To determine if wired and wireless keyboards generate compromising emanations, we measured the electromagnetic radiations emitted when keys are pressed.
http://lasec.epfl.ch/keyboard/
>>3456 >>3451 >I meant recover the password from in memory, but there are a ton of $5 wrench attacks that don't even need the server to be live.
This is all good and fine, but I'm suspicious not everything has been revealed.
>Password managers ...
>For local stuff like disk encryption they're placebo.
To get the password of of a password manager one need first a running computer, decrypted if it has protection by an encrypted filesystem. Android and IPhone do promise to protect their content, but many vulnerabilities have been found. Beside of this it seems foolish to me to trust into device that are known to spy after their users.
There are people that use security tokens, with password manager and for file systems. To me they are opaque system that promise something that I can not check. Anyway, not mentioned here at all.
So this explanation sounds 'odd' to me.
>this guy clearly had terrible opsec.
Sure, he once met a journalist to brag about his exploits:
Paul Chowles, an investigator from the National Crime Agency (NCA) who worked on the case, told Motherboard in a phone call one piece of evidence included the private encryption key belonging to DPR2 on one of White’s computers. If someone possesses the private part of a PGP key, which is used to decrypt and sign messages, it can be a good indicator that they are behind a particular online identity.
Chat logs US authorities recovered from the computer of Blake Benthall, Silk Road 2’s co-administrator, reflected much the same thing, Chowles added.
>>3245 If you're already using Tor, then I'd say the next step is setting up system encryption with Veracrypt. Then if someone raids your house, they can't do shit iff your computer is turned off.
But if you're going to do it, for the love of God backup your keys onto a USB stick.
I think that's about it for the easy stuff. More advanced stuff is using a secure OS, using a hotspot that can't be traced back to you, and living in a place that can't be traced back to you (surprisingly easy, just find a place that takes cash, and route all mail to a PO box or dead drop). These things alone will make you very difficult to trace.

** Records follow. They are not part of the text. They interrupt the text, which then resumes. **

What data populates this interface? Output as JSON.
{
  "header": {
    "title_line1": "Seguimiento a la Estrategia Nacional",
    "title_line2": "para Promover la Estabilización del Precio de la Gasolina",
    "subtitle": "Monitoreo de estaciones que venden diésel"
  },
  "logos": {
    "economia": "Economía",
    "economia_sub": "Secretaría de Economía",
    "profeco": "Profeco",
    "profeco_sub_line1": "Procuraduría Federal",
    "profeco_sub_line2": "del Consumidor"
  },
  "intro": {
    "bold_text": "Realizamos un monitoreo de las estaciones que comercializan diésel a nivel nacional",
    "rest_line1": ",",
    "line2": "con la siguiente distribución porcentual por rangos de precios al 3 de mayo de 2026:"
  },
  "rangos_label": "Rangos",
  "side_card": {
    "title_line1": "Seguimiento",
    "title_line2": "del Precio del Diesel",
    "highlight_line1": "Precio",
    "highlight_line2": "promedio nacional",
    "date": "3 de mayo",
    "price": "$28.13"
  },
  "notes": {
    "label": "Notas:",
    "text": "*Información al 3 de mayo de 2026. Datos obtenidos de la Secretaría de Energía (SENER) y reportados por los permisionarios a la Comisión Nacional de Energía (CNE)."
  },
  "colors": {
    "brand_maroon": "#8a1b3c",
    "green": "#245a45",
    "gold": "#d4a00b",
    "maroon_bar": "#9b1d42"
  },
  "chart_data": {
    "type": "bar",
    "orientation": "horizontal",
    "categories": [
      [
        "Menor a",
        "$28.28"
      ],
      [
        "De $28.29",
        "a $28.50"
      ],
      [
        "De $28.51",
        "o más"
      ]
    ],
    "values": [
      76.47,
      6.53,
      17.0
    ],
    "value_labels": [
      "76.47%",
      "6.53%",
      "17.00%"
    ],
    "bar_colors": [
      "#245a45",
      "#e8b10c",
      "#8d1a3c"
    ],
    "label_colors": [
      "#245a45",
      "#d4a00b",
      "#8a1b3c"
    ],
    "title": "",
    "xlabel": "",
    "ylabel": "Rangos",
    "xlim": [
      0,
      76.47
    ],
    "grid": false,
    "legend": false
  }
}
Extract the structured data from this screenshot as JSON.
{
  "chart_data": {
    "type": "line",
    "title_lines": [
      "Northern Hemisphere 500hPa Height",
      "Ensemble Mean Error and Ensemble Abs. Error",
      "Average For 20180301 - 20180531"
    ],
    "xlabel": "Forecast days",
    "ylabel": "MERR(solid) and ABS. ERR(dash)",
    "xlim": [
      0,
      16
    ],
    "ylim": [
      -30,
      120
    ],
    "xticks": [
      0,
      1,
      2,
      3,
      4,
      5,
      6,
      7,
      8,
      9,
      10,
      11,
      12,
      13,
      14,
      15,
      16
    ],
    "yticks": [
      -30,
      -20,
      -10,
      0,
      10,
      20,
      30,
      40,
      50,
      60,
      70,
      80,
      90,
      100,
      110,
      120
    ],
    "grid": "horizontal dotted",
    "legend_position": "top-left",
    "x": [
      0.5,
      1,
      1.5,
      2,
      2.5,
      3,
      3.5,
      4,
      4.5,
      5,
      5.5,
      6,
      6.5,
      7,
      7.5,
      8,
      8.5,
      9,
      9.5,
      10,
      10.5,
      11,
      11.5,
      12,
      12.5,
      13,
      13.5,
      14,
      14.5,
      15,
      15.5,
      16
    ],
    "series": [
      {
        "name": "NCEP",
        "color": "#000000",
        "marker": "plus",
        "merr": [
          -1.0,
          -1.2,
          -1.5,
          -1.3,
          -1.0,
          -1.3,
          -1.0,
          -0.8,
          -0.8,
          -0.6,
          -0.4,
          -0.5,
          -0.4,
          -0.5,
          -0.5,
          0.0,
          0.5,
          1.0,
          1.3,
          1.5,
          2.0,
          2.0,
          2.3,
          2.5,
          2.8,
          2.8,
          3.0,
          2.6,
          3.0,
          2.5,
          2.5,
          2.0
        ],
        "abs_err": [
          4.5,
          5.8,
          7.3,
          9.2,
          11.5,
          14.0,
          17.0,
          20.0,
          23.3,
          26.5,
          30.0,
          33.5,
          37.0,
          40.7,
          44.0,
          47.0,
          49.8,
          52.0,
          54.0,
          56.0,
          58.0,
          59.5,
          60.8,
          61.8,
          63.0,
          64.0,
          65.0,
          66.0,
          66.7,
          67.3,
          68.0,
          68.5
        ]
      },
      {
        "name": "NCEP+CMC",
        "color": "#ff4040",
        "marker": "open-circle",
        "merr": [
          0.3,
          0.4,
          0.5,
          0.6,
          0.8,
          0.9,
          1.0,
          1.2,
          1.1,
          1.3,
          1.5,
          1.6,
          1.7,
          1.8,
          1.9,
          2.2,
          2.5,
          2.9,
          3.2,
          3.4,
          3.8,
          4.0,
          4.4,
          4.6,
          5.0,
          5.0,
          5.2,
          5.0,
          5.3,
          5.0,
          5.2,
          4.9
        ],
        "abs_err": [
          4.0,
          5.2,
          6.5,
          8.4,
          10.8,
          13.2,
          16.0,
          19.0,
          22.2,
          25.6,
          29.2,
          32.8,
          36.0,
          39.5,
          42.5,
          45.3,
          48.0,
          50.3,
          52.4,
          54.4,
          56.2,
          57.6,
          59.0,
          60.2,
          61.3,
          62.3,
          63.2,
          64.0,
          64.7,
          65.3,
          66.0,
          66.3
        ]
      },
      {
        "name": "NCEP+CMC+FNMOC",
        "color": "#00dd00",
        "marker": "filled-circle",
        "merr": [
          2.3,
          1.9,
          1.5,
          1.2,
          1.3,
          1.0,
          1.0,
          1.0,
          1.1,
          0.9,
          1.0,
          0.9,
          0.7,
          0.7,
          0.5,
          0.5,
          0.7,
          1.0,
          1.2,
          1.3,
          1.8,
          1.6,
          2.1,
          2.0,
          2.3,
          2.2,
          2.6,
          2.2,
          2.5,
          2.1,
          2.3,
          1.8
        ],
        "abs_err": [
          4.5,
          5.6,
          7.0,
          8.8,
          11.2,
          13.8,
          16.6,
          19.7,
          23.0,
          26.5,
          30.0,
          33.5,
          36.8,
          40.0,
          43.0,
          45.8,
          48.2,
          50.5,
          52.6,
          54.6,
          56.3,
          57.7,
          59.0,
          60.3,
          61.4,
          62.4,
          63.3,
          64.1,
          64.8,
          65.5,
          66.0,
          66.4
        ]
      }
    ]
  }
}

What is the most optimal way for a complete tech noob to get as anonymous as possible? I ask this because recently I've gotten really paranoid redpilled about everything tech-related stuff, but I'm quite literally as unknowledgeable about it as someone posting on site can be. But this also interests me on a purely hypothetical level.
So let's first assume Linux is not an option for OS: even if I was capable of learning how to use it with intense enough autism, your average normie wouldn't. So what would one go for? Get some old Windows OS like XP onto a laptop you obviously never use for non-anonymous posting/messaging? Or is there another option? Surely the older OS's aren't as riddled with backdoors etc. as the newer ones right? What about e-mail, is something like ProtonMail the most optimal, even despite it not being actually that anomymous in specific situations? Duckduckgoy for browser, or is there something better a tech noob could use with some effort?
Of course it can be debated what is the most effort one should have to put into it with it still being "tech noob -friendly". That would probably depend on the goals: if it's anonymity for anonymity's sake, not too much effort would make sense.